Note: This is an unofficial project page that I made after I finished my internship.
AirLetters is a new video dataset consisting of real-world videos of human-generated, articulated motions.
Abstract
Motivation
- We highlight a significant gap in current end-to-end video understanding and activity recognition methods: all models, especially large vision language models, perform well below human evaluation results. Human evaluation achieves near-perfect accuracy, while the task is challenging for all tested models. Unlike existing video datasets, accurate video understanding on our dataset requires detailed understanding of motion in the video and the integration of long-range temporal information across the entire video.
- This dataset requires models to attend through the entire video to perform well, and increasing the number of frames that models attend to significantly increases their performance.

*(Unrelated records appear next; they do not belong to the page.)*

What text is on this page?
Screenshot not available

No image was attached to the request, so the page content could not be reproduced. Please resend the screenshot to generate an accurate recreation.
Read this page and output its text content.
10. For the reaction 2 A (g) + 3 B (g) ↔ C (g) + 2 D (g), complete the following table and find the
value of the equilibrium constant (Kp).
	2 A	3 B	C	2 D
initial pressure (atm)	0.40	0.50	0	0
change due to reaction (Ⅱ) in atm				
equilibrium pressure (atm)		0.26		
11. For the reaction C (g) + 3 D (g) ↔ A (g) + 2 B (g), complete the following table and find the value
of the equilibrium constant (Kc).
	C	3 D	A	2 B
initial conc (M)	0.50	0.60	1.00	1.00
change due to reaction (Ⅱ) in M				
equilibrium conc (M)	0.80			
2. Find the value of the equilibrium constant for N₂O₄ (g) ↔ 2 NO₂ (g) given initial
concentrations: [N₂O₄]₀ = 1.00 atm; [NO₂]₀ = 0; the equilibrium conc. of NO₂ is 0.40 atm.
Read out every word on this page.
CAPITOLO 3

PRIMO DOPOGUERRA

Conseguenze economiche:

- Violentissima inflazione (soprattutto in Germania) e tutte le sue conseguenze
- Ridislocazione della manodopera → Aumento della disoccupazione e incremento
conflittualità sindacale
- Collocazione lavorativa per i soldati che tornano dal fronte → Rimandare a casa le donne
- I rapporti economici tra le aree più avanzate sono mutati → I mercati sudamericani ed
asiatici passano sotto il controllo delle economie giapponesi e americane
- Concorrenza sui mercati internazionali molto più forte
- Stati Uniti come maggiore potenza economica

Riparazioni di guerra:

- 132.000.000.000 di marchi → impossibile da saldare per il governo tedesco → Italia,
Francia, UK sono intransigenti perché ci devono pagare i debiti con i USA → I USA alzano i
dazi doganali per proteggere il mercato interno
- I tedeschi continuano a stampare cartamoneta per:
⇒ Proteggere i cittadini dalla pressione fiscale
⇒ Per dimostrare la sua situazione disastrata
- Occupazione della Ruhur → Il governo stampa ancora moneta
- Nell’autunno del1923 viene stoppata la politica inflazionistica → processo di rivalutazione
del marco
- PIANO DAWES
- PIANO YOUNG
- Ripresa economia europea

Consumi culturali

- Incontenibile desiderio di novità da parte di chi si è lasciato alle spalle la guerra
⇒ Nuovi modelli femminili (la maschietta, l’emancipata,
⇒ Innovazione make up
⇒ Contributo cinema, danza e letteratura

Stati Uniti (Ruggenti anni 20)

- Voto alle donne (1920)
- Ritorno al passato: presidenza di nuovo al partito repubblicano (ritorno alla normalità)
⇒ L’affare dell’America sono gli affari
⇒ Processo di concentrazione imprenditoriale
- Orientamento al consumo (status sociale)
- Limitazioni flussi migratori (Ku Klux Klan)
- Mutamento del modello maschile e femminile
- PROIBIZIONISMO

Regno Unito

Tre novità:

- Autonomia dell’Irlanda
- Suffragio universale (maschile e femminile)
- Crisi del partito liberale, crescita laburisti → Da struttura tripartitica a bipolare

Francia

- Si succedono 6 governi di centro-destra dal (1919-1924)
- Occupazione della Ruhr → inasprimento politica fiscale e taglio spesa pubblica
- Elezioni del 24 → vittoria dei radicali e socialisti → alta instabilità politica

- We show that classes such as the digits “0”, “1”, and “2” are particularly challenging, as they are easily confused with each other. In contrast, the contrast classes “Doing Nothing” and “Doing Other Things”, are more easily recognized which demonstrates the challenging nature of understanding precise motions for video understanding models.
Dataset Contents
We focus on manual articulations of each letter of the Latin alphabet as well as numeric digits. This amounts to 36 primary gesture classes, for which recognition requires temporal and spatial analysis of the video. The dataset also includes two contrast classes designed to refine the sensitivity and specificity of recognition systems trained on our dataset. The “Doing Nothing” class includes videos of individuals in non-active states, such as sitting or standing still, to represent periods of inactivity within human-computer interactions, and the “Doing Other Things” class consists of clips capturing miscellaneous, non-communicative movements such as adjusting position or random hand movements.
Figure: Diversity in our Dataset. Each of the images is taken from a randomly sampled video from our dataset. Our dataset has a large variance in the appearance of subjects, background, occlusion, and lighting conditions in the videos.
Our dataset has videos with precise articulated motion across many different frames instead of many other dataset which only need 1 frame or 2-4 frames to understand the video.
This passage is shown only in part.